The big colleges and universities are very tempting to a young student. These are schools with large athletic programs, recruiting programs, and lots of word-of-mouth advertising. Small colleges, on the other hand, aren’t considered nearly as often. This article looks at five benefits of attending a smaller college. Maybe it’ll broaden your prospective college list to include places that match the definition of “small,” being one that has less than five thousand students. Some of the benefits, as discussed below, are small class sizes, more paper-writing, individualized time with professors, a tither community, and the feeling that you matter. Sure, they don’t have everything that bigger schools have, but as you’ll read, they have a lot to offer!
1. Smaller Classes
You enter the classroom ready to make friends with your professor and classmates, only to find an auditorium filled with hundreds of students and a frazzled graduate student who is barely a speck in the distance at the front. The “professor” lectures on and on with no pause, just trying to get all the information into your heads. There’s no time for icebreaker games, individual questions, or in-depth discussions about the material at hand. Enter a classroom at a small college, however, and you’ll gain a very different experience. First of all, since small colleges don’t have graduate schools, all the professors are actual professors, not inexperienced graduate students. Secondly, small college professors often take the first day to play icebreaker games so everyone gets to know names and a little about their professor and fellow students. Thirdly, most of your classes will have less than twenty-five students in them, allowing for intimate discussions, friendship-making, and collaborative projects.
2. You’ll get to write more papers
The first thing to go when a professor has hundreds of students is the tedious process of grading papers, so expect to write less in a large college setting. However, one of the benefits of a small college setting is that professors can take the time to proofread and properly give feedback on papers, offering constructive criticism on how to improve your writing and research skills. Today’s careers are filled with writing: research papers, articles for your company’s newsletter, e-mails and memos, and much more. According to Katherine Hansen’s article, Writing Skills, More Important Than Ever on the Job, “two-thirds of salaried workers in large U.S. companies have jobs that require writing.” Writing is, more than ever before, an essential part of the majority of careers, and the truth is that the more you write, the better you’ll get at it. Thus, students at smaller colleges will get more opportunities to become better employees and will be more likely to get better jobs.
3. One-on-one time with professor
How can one individual get to know the individual interests and needs of two to three hundred students? The answer is they cannot. If you want to know your professor and have a professor who knows you, you need to attend a small college. There, the professors will say hello to you as they pass you in the hall, speak with you for longer periods of time in their office hours (since there are fewer students to take up their time), and can get to know you as a person rather than just another face in the crowd. Knowing you well will lead to better advice on your personal goals and future endeavors, as well as better letters of recommendation because the professor will actually know what to write. If you have a disability, too, your professor will be more able to accommodate you with specialized instructional experiences. For example, one student at a small community college who was blind asked her psychology professor how she could learn the parts of the brain. Because the psychology professor had a small class and ample time, she was able to sit down with the student and a hands-on model of the brain and point out the different lobes and features of the human’s thinking machine. This could never have happened at a large college; the professor simply wouldn’t have the time or understanding of the student’s needs.
4. Closer knit community
Like in a small town, the students and faculty at a small college will be able to learn your face and put a name to it. You’ll have friends everywhere you go that know not only who you are, but what extracurricular activities you participate in, where your next class is, and what time you eat lunch and with whom. This means you’re more likely to form lifelong friendships and relationships, leading to more networking and a happier life.

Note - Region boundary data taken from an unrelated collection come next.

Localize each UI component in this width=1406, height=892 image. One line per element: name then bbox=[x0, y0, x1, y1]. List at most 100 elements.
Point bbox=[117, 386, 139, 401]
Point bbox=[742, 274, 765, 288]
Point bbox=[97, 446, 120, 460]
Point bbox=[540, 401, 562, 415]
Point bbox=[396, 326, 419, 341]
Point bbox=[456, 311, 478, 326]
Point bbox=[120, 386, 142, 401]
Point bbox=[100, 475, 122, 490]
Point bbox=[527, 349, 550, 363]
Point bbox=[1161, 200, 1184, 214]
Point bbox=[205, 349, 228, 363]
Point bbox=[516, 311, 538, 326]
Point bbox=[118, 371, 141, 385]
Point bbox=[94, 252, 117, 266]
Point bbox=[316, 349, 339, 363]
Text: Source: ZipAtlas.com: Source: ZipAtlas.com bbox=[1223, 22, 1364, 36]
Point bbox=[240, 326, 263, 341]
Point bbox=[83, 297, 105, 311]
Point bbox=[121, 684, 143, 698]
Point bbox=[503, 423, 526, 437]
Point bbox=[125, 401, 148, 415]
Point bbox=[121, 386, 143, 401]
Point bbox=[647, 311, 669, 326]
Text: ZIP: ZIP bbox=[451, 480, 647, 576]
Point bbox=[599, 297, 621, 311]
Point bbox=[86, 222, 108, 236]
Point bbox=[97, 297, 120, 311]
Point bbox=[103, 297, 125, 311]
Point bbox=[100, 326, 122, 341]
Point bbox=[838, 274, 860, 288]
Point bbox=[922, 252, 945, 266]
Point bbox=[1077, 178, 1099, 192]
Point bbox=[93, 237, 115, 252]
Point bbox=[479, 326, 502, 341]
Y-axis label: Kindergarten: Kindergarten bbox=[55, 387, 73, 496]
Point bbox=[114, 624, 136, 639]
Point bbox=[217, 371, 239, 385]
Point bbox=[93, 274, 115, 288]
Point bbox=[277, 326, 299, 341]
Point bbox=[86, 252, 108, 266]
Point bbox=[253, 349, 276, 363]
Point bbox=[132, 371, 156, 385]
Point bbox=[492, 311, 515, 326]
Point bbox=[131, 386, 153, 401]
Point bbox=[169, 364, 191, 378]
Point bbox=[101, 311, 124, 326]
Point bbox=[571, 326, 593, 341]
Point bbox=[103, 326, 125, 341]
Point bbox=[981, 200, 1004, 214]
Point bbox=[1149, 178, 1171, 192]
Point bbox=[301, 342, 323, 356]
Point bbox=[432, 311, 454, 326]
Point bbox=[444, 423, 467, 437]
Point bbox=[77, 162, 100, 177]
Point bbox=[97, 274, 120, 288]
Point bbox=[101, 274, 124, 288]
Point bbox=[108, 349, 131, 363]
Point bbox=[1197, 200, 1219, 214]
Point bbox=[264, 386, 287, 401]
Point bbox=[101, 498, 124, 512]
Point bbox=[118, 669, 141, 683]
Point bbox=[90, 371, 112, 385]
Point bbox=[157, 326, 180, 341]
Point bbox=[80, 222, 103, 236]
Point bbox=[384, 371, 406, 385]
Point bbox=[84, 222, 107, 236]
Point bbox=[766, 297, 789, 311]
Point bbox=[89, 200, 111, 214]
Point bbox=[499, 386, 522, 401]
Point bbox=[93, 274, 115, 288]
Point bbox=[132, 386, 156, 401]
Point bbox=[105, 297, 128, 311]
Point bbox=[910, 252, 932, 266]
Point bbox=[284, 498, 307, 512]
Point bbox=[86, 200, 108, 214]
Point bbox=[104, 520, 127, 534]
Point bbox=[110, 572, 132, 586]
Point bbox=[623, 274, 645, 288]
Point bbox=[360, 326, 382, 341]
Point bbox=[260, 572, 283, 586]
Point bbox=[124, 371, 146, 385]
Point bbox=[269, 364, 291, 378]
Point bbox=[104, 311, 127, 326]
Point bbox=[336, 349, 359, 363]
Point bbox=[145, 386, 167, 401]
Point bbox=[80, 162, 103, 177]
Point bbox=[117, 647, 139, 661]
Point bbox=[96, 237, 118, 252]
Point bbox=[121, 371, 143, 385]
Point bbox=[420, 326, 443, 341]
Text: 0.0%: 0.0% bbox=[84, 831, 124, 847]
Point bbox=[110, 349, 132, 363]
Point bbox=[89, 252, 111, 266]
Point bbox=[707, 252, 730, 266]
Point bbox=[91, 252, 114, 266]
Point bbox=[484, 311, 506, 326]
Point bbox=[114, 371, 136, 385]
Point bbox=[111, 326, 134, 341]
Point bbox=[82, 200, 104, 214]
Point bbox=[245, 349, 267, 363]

5. You’ll get the Feeling You Count
The last benefit of small colleges is a feeling, something not qute measurable. At large universities, it’s easy to find yourself feeling like just a number, one of a mass of people being pushed to go with the flow. At a small college, on the other hand, you get the feeling you really count. Every student can make a real difference in the community they live and study in, and individualized learning makes it possible for each student to find their niche in the community. While large colleges may make you feel like you’re only worth your tuition bill, small colleges help students feel like they really matter through individualized learning. Your future matters to the college, and it really shows.
Colleges with less than five thousand students are nothing to blink an eye at. You’re more likely to get individualized learning at these small colleges. Benefits of small college attendance include smaller classes, more writing opportunities, one-on-one attention from professors, a community that is closer-knit, and the feeling that you count for something. Hopefully, reading this article has convinced you to include some small colleges on your prospective attendance list. Take a tour, talk to the students, and maybe you’ll find yourself attending one in the fall.